In his cramped office by the bridge that divides Mitrovica, Drazevic agrees that the flight of Serbs from their villages - now isolated enclaves - is almost inevitable.
"In northern Mitrovica, I'd say 99 per cent of Serbs have a bag packed or at least have documents ready in case they have to flee. Here we can easily get to Serbia, but it's tougher in the enclaves, where they could be stopped from leaving by a blockade on a single road."
For the fledgling state of Kosovo, thousands taking their belongings and heading for the area around northern Mitrovica or Serbia would be a PR disaster, and a potential security and humanitarian nightmare.
"Serbia will encourage a mass exodus from the enclaves. They want to win over world opinion, and they know how bad it will look for Kosovo if the BBC and CNN are showing convoys of Serbs on tractors leaving home," said Dukagjin Gorani, a chief aide to Kosovo's Prime Minister-elect, Hashim Thaci.
"Serbia will also blockade us, there will be more power cuts because they will exclude us from the electricity grid, and there will be actions in northern Kosovo to cut it off from the rest of the country."
The early months of independence will be a huge challenge for Thaci.
"The first half of 2008 will be a time of blockades, obstacles, threats of violence, real or imagined, and we will survive it with the international community's help, understanding of the situation and patience to see it through," said Gorani.
The 16,000 Nato peacekeepers stationed in Kosovo will remain, but the UN administration will be replaced by an 1800-strong EU mission - including 1400 police - led by a powerful diplomat, to oversee the governance of Kosovo and its police and judiciary.
Despite fears in Spain, Greece, Cyprus, Romania and Slovakia that Kosovo's independence could embolden their own minorities, officials say EU members will agree to send the 1800-strong mission - including 1400 police - even if they do not unanimously recognise a sovereign Kosovo.

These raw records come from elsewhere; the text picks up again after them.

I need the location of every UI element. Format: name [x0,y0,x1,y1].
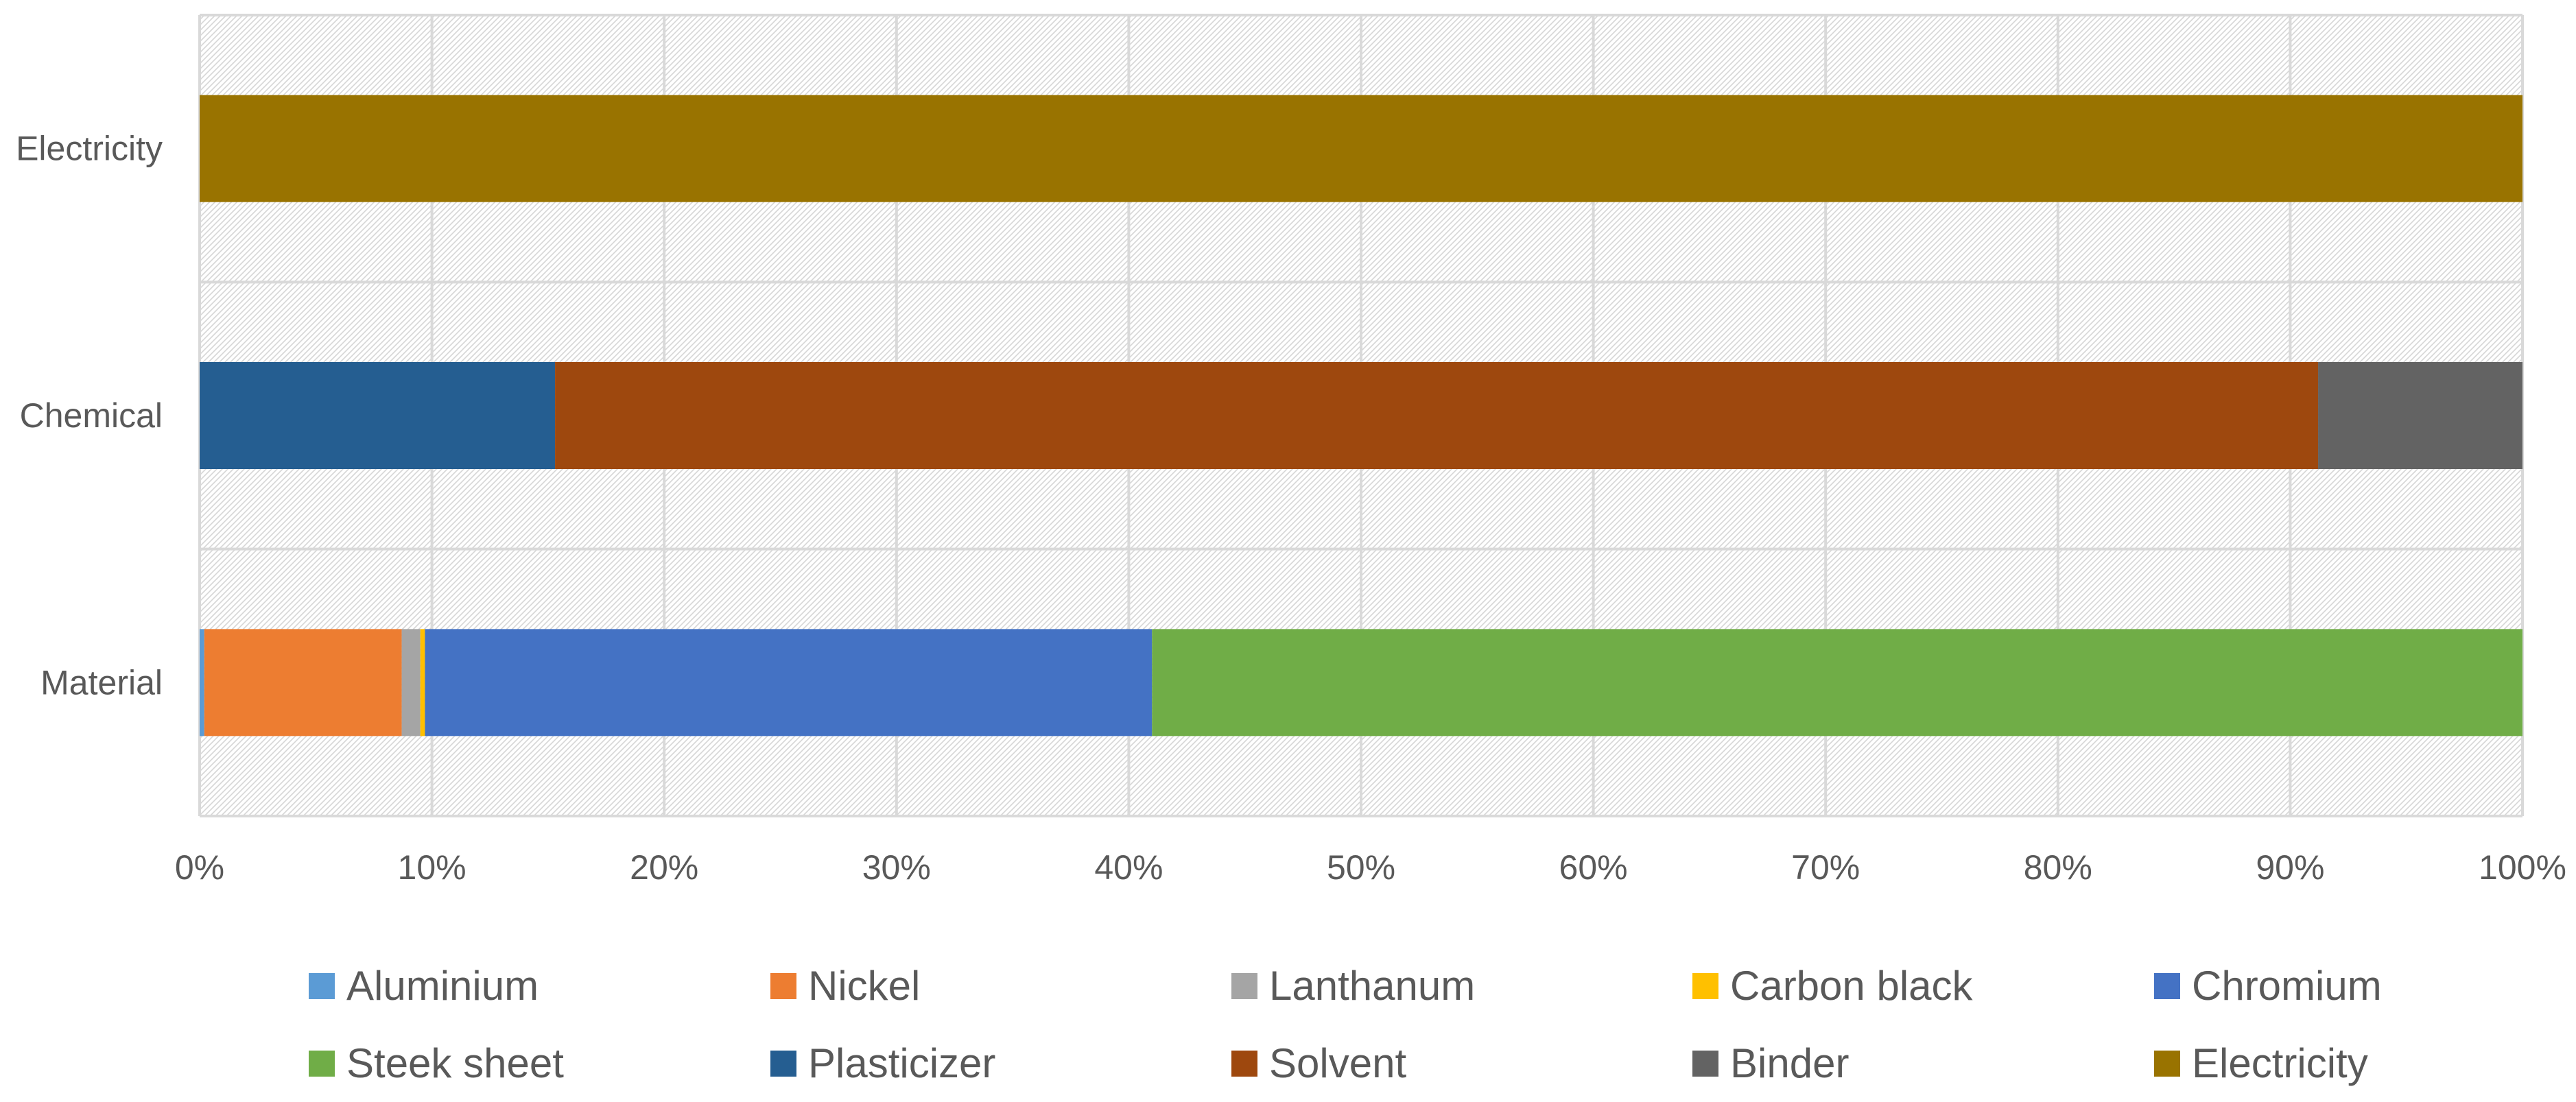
legend-swatch [1231,973,1257,999]
legend-label: Binder [1730,1040,1849,1086]
bar-segment-lanthanum [401,629,421,736]
x-tick-label: 20% [630,848,698,887]
bars [200,95,2522,736]
legend-swatch [770,973,796,999]
legend-label: Aluminium [346,963,539,1009]
bar-segment-carbon-black [420,629,425,736]
x-tick-label: 30% [862,848,931,887]
x-tick-label: 50% [1327,848,1395,887]
legend-swatch [2154,973,2180,999]
bar-segment-solvent [555,362,2319,469]
x-tick-label: 0% [175,848,224,887]
bar-segment-steek-sheet [1152,629,2522,736]
legend-label: Electricity [2192,1040,2368,1086]
bar-segment-binder [2318,362,2522,469]
x-tick-label: 70% [1791,848,1860,887]
bar-segment-chromium [425,629,1153,736]
legend-label: Solvent [1269,1040,1406,1086]
legend-label: Lanthanum [1269,963,1475,1009]
bar-segment-aluminium [200,629,204,736]
x-axis-tick-labels: 0% 10% 20% 30% 40% 50% 60% 70% 80% 90% 100% [175,848,2566,887]
legend-swatch [1692,973,1718,999]
x-tick-label: 90% [2256,848,2324,887]
legend-label: Plasticizer [808,1040,995,1086]
x-tick-label: 40% [1094,848,1163,887]
legend-swatch [309,1051,335,1077]
legend-label: Nickel [808,963,920,1009]
category-label: Material [40,663,163,702]
x-tick-label: 60% [1559,848,1628,887]
legend-swatch [2154,1051,2180,1077]
legend-label: Chromium [2192,963,2382,1009]
category-label: Chemical [20,396,163,435]
bar-segment-electricity [200,95,2522,202]
legend-label: Steek sheet [346,1040,564,1086]
category-label: Electricity [16,130,163,168]
x-tick-label: 100% [2479,848,2566,887]
legend-swatch [1231,1051,1257,1077]
legend-label: Carbon black [1730,963,1974,1009]
legend-swatch [770,1051,796,1077]
legend-swatch [309,973,335,999]
x-tick-label: 80% [2024,848,2092,887]
legend-swatch [1692,1051,1718,1077]
legend: Aluminium Nickel Lanthanum Carbon black Chro… [309,963,2382,1086]
bar-segment-plasticizer [200,362,556,469]
x-tick-label: 10% [398,848,466,887]
bar-segment-nickel [204,629,402,736]
y-axis-category-labels: Material Chemical Electricity [16,130,163,702]
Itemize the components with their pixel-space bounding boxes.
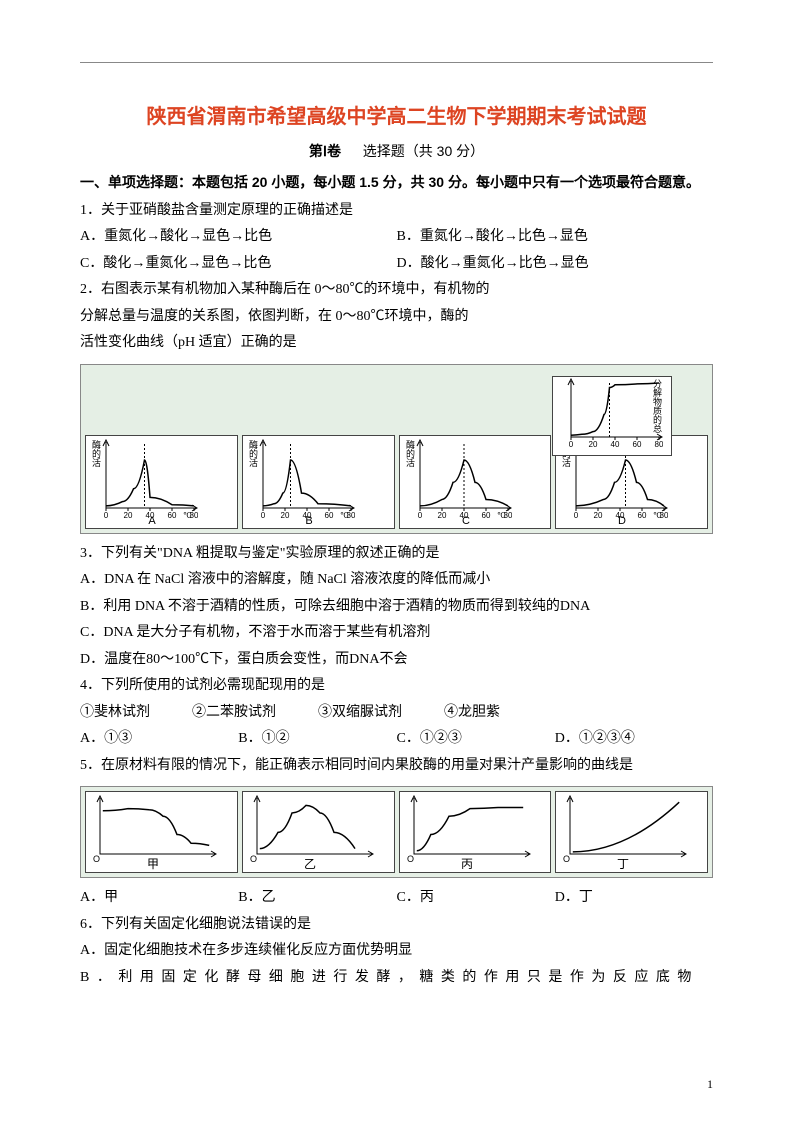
chart-panel-A: 酶的活020406080℃A [85, 435, 238, 529]
svg-text:D: D [618, 515, 626, 526]
svg-text:20: 20 [124, 511, 133, 520]
section-heading: 一、单项选择题：本题包括 20 小题，每小题 1.5 分，共 30 分。每小题中… [80, 171, 713, 195]
chart-panel-C: 酶的活020406080℃C [399, 435, 552, 529]
q3-stem: 3．下列有关"DNA 粗提取与鉴定"实验原理的叙述正确的是 [80, 542, 713, 567]
svg-text:酶的活: 酶的活 [249, 439, 258, 468]
q5-options: A．甲 B．乙 C．丙 D．丁 [80, 886, 713, 911]
svg-text:℃: ℃ [653, 511, 662, 520]
svg-text:分解物质的总: 分解物质的总 [653, 379, 662, 434]
q4-options: A．①③ B．①② C．①②③ D．①②③④ [80, 727, 713, 752]
svg-text:A: A [148, 515, 156, 526]
svg-text:80: 80 [655, 440, 663, 449]
svg-text:60: 60 [633, 440, 642, 449]
svg-text:0: 0 [574, 511, 579, 520]
svg-text:60: 60 [638, 511, 647, 520]
svg-text:20: 20 [594, 511, 603, 520]
svg-text:60: 60 [168, 511, 177, 520]
svg-text:60: 60 [324, 511, 333, 520]
q3-opt-c: C．DNA 是大分子有机物，不溶于水而溶于某些有机溶剂 [80, 621, 713, 646]
svg-text:C: C [462, 515, 470, 526]
svg-text:乙: 乙 [304, 857, 316, 870]
q4-opt-a: A．①③ [80, 727, 238, 752]
chart-panel-丁: O丁 [555, 791, 708, 873]
svg-text:℃: ℃ [183, 511, 192, 520]
svg-text:酶的活: 酶的活 [92, 439, 101, 468]
svg-text:0: 0 [104, 511, 109, 520]
part-label: 第Ⅰ卷 [309, 143, 341, 159]
q2-line2: 分解总量与温度的关系图，依图判断，在 0～80℃环境中，酶的 [80, 305, 713, 330]
figure-2: O甲O乙O丙O丁 [80, 786, 713, 878]
svg-text:℃: ℃ [340, 511, 349, 520]
svg-text:丙: 丙 [460, 857, 472, 870]
svg-text:O: O [563, 854, 570, 864]
q4-items: ①斐林试剂 ②二苯胺试剂 ③双缩脲试剂 ④龙胆紫 [80, 701, 713, 726]
figure-1: 酶的活020406080℃A酶的活020406080℃B酶的活020406080… [80, 364, 713, 534]
q1-opt-c: C．酸化→重氮化→显色→比色 [80, 252, 397, 277]
q4-stem: 4．下列所使用的试剂必需现配现用的是 [80, 674, 713, 699]
svg-text:甲: 甲 [147, 857, 159, 870]
subtitle: 第Ⅰ卷 选择题（共 30 分） [80, 141, 713, 161]
svg-text:O: O [93, 854, 100, 864]
svg-text:40: 40 [611, 440, 620, 449]
q1-options-row1: A．重氮化→酸化→显色→比色 B．重氮化→酸化→比色→显色 [80, 225, 713, 250]
svg-text:酶的活: 酶的活 [406, 439, 415, 468]
q1-options-row2: C．酸化→重氮化→显色→比色 D．酸化→重氮化→比色→显色 [80, 252, 713, 277]
svg-text:0: 0 [261, 511, 266, 520]
exam-title: 陕西省渭南市希望高级中学高二生物下学期期末考试试题 [80, 100, 713, 129]
q6-opt-b: B ． 利 用 固 定 化 酵 母 细 胞 进 行 发 酵 ， 糖 类 的 作 … [80, 966, 713, 991]
q5-opt-a: A．甲 [80, 886, 238, 911]
q1-opt-b: B．重氮化→酸化→比色→显色 [397, 225, 714, 250]
context-chart: 分解物质的总 0 20 40 60 80 [552, 376, 672, 456]
chart-panel-丙: O丙 [399, 791, 552, 873]
svg-text:℃: ℃ [497, 511, 506, 520]
q5-opt-d: D．丁 [555, 886, 713, 911]
q5-stem: 5．在原材料有限的情况下，能正确表示相同时间内果胶酶的用量对果汁产量影响的曲线是 [80, 754, 713, 779]
svg-text:20: 20 [280, 511, 289, 520]
svg-text:丁: 丁 [617, 857, 629, 870]
svg-text:60: 60 [481, 511, 490, 520]
q2-line1: 2．右图表示某有机物加入某种酶后在 0～80℃的环境中，有机物的 [80, 278, 713, 303]
part-desc: 选择题（共 30 分） [363, 143, 484, 159]
q5-opt-c: C．丙 [397, 886, 555, 911]
chart-panel-乙: O乙 [242, 791, 395, 873]
q1-opt-a: A．重氮化→酸化→显色→比色 [80, 225, 397, 250]
q5-opt-b: B．乙 [238, 886, 396, 911]
q4-opt-d: D．①②③④ [555, 727, 713, 752]
q6-opt-a: A．固定化细胞技术在多步连续催化反应方面优势明显 [80, 939, 713, 964]
chart-panel-D: 酶的活020406080℃D分解物质的总020406080 [555, 435, 708, 529]
svg-text:O: O [250, 854, 257, 864]
chart-panel-甲: O甲 [85, 791, 238, 873]
q3-opt-a: A．DNA 在 NaCl 溶液中的溶解度，随 NaCl 溶液浓度的降低而减小 [80, 568, 713, 593]
q1-opt-d: D．酸化→重氮化→比色→显色 [397, 252, 714, 277]
q4-opt-c: C．①②③ [397, 727, 555, 752]
svg-text:20: 20 [589, 440, 598, 449]
q2-line3: 活性变化曲线（pH 适宜）正确的是 [80, 331, 713, 356]
q1-stem: 1．关于亚硝酸盐含量测定原理的正确描述是 [80, 199, 713, 224]
q3-opt-d: D．温度在80～100℃下，蛋白质会变性，而DNA不会 [80, 648, 713, 673]
q6-stem: 6．下列有关固定化细胞说法错误的是 [80, 913, 713, 938]
q4-opt-b: B．①② [238, 727, 396, 752]
page-number: 1 [707, 1077, 713, 1092]
q3-opt-b: B．利用 DNA 不溶于酒精的性质，可除去细胞中溶于酒精的物质而得到较纯的DNA [80, 595, 713, 620]
svg-text:0: 0 [417, 511, 422, 520]
svg-text:20: 20 [437, 511, 446, 520]
header-rule [80, 62, 713, 63]
svg-text:O: O [407, 854, 414, 864]
chart-panel-B: 酶的活020406080℃B [242, 435, 395, 529]
svg-text:B: B [305, 515, 312, 526]
svg-text:0: 0 [569, 440, 574, 449]
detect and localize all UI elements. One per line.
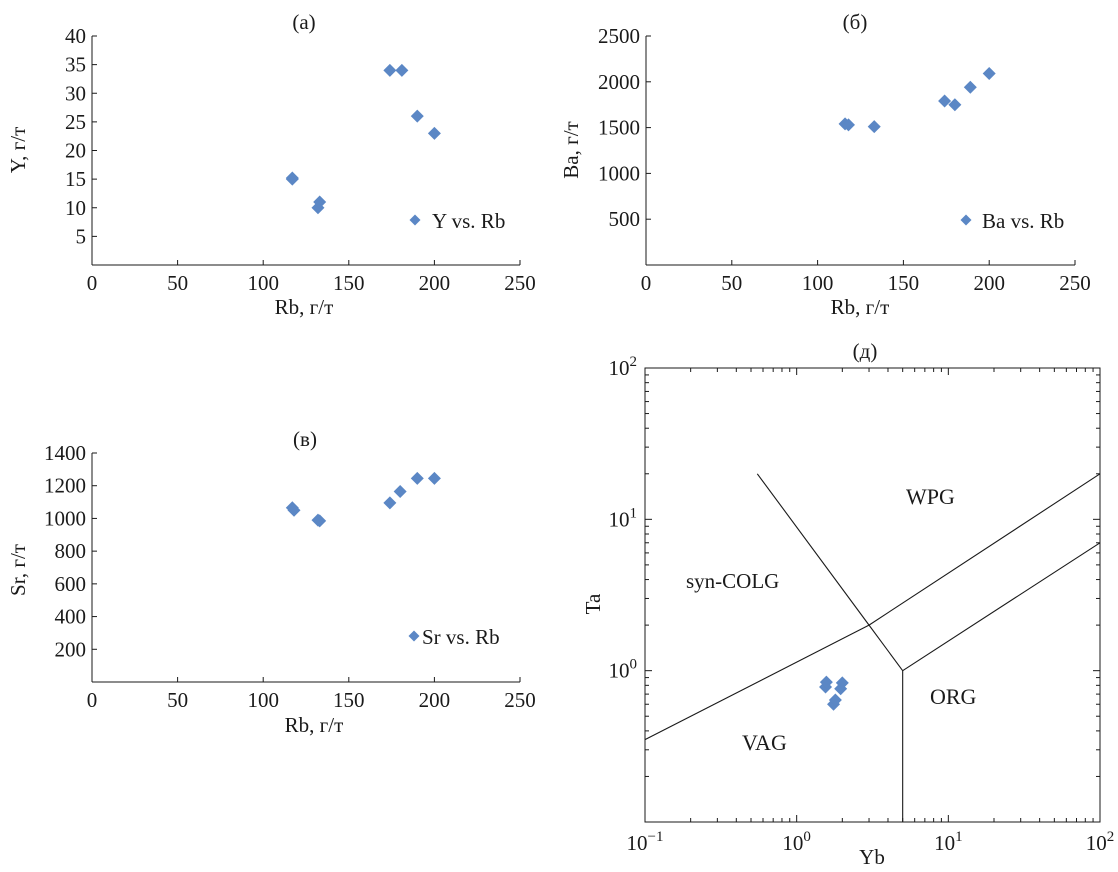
x-tick-label-v-0: 0	[87, 688, 98, 712]
x-tick-label-a-250: 250	[504, 271, 536, 295]
chart-title-b: (б)	[843, 10, 868, 34]
field-boundary-5	[902, 542, 1101, 672]
legend-marker-v	[408, 630, 420, 642]
data-point-v-7	[427, 471, 441, 485]
chart-title-a: (а)	[292, 10, 315, 34]
legend-label-a: Y vs. Rb	[432, 209, 505, 233]
x-tick-label-b-250: 250	[1059, 271, 1091, 295]
y-tick-label-v-600: 600	[55, 572, 87, 596]
data-point-v-3	[313, 514, 327, 528]
y-axis-label-a: Y, г/т	[6, 127, 30, 174]
x-tick-label-v-50: 50	[167, 688, 188, 712]
chart-title-v: (в)	[293, 427, 317, 451]
x-tick-label-v-150: 150	[333, 688, 365, 712]
data-point-a-6	[410, 109, 424, 123]
data-point-v-5	[393, 484, 407, 498]
y-tick-label-v-200: 200	[55, 637, 87, 661]
x-tick-label-d-3: 102	[1086, 829, 1115, 855]
field-boundary-2	[756, 473, 870, 626]
data-point-b-6	[982, 67, 996, 81]
x-tick-label-a-100: 100	[247, 271, 279, 295]
data-point-a-7	[427, 126, 441, 140]
field-label-vag: VAG	[742, 730, 787, 755]
data-point-b-3	[938, 94, 952, 108]
x-tick-label-d-2: 101	[934, 829, 963, 855]
y-tick-label-a-5: 5	[76, 224, 87, 248]
x-tick-label-d-0: 10−1	[627, 829, 664, 855]
y-tick-label-a-20: 20	[65, 139, 86, 163]
x-tick-label-v-250: 250	[504, 688, 536, 712]
y-tick-label-v-400: 400	[55, 605, 87, 629]
y-tick-label-d-2: 102	[609, 354, 638, 380]
chart-panel-b: (б) Rb, г/т Ba, г/т Ba vs. Rb 0 50 100 150 2…	[559, 10, 1091, 319]
data-point-d-1	[819, 675, 833, 689]
data-point-b-1	[841, 118, 855, 132]
y-tick-label-d-1: 101	[609, 505, 638, 531]
y-axis-label-b: Ba, г/т	[559, 121, 583, 178]
field-label-org: ORG	[930, 684, 977, 709]
legend-label-v: Sr vs. Rb	[422, 625, 500, 649]
y-tick-label-b-2000: 2000	[598, 70, 640, 94]
chart-title-d: (д)	[853, 339, 878, 363]
y-tick-label-a-25: 25	[65, 110, 86, 134]
data-point-b-4	[948, 98, 962, 112]
y-tick-label-b-1000: 1000	[598, 161, 640, 185]
x-tick-label-v-200: 200	[419, 688, 451, 712]
y-tick-label-d-0: 100	[609, 657, 638, 683]
data-point-b-5	[963, 80, 977, 94]
data-point-v-4	[383, 496, 397, 510]
y-tick-label-b-2500: 2500	[598, 24, 640, 48]
chart-panel-d: (д) Yb Ta WPG syn-COLG VAG ORG 10−1 100 10…	[581, 339, 1114, 869]
field-boundary-0	[644, 624, 870, 741]
y-tick-label-b-500: 500	[609, 207, 641, 231]
x-tick-label-b-0: 0	[641, 271, 652, 295]
data-point-a-1	[285, 172, 299, 186]
field-boundary-3	[868, 624, 904, 671]
field-label-syn-colg: syn-COLG	[686, 569, 779, 593]
y-tick-label-v-1400: 1400	[44, 441, 86, 465]
data-point-a-4	[383, 63, 397, 77]
data-point-v-1	[287, 503, 301, 517]
x-axis-label-a: Rb, г/т	[275, 295, 334, 319]
x-tick-label-a-0: 0	[87, 271, 98, 295]
x-tick-label-a-50: 50	[167, 271, 188, 295]
y-tick-label-v-800: 800	[55, 539, 87, 563]
data-point-v-6	[410, 471, 424, 485]
y-axis-label-d: Ta	[581, 593, 605, 614]
x-axis-label-b: Rb, г/т	[831, 295, 890, 319]
chart-panel-v: (в) Rb, г/т Sr, г/т Sr vs. Rb 0 50 100 150 2…	[6, 427, 536, 737]
field-label-wpg: WPG	[906, 484, 955, 509]
x-tick-label-v-100: 100	[247, 688, 279, 712]
data-point-a-3	[313, 195, 327, 209]
y-tick-label-a-30: 30	[65, 81, 86, 105]
x-tick-label-b-50: 50	[721, 271, 742, 295]
y-tick-label-b-1500: 1500	[598, 116, 640, 140]
x-tick-label-b-150: 150	[888, 271, 920, 295]
y-tick-label-v-1000: 1000	[44, 506, 86, 530]
legend-marker-a	[409, 214, 421, 226]
x-tick-label-a-150: 150	[333, 271, 365, 295]
legend-label-b: Ba vs. Rb	[982, 209, 1064, 233]
x-tick-label-b-100: 100	[802, 271, 834, 295]
y-tick-label-a-35: 35	[65, 53, 86, 77]
x-axis-label-d: Yb	[859, 845, 885, 869]
y-tick-label-a-10: 10	[65, 196, 86, 220]
plot-frame-d	[644, 367, 1101, 823]
data-point-b-2	[867, 120, 881, 134]
y-tick-label-v-1200: 1200	[44, 474, 86, 498]
data-point-a-5	[395, 63, 409, 77]
field-boundary-1	[868, 473, 1101, 626]
data-point-d-5	[835, 676, 849, 690]
x-tick-label-a-200: 200	[419, 271, 451, 295]
data-point-d-3	[828, 693, 842, 707]
x-tick-label-d-1: 100	[782, 829, 811, 855]
legend-marker-b	[960, 214, 972, 226]
y-tick-label-a-40: 40	[65, 24, 86, 48]
chart-panel-a: (а) Rb, г/т Y, г/т Y vs. Rb 0 50 100 150 200…	[6, 10, 536, 319]
x-tick-label-b-200: 200	[973, 271, 1005, 295]
x-axis-label-v: Rb, г/т	[285, 713, 344, 737]
y-tick-label-a-15: 15	[65, 167, 86, 191]
y-axis-label-v: Sr, г/т	[6, 544, 30, 596]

"Russia and Serbia will cast everything here in a bad light," warns Gorani. "But we need the West to give us hope, to invest in and subsidise our non-existent economy, to make sure we get through this period of change and massive political pressure with as few casualties as possible."
Belgrade and Moscow are predicting instability across the Balkans and declarations of independence from separatist regions such as Abkhazia and South Ossetia in Georgia and Transdniestria in Moldova - all supported by Russia.
Kosovo's breakaway is also likely to strengthen far-right forces in Serbia, where the ultranationalist Radical Party won this year's election but has been kept out of power by a ramshackle coalition of more liberal groups that could collapse under the strain.
Across Kosovo, a region blighted by 50 per cent unemployment, power and water shortages, creaking infrastructure and the legacy of war, independence could also seal the estrangement of two peoples who have lived side by side for centuries.
Drazevic is also planning to leave Kosovo and start a new life in Serbia. Todorovic will keep trying to forge links between Kosovo's communities, but is too scared to speak Serbian in 90 per cent of a region where a fast-growing Albanian population threatens to overwhelm an ageing Serb one.
Gorani said: "I expect that between December 15 and January 15 a 'we, the people of Kosovo' speech will be made ... This uncertainty can't go on any longer - no one wants Kosovo to become another Palestine."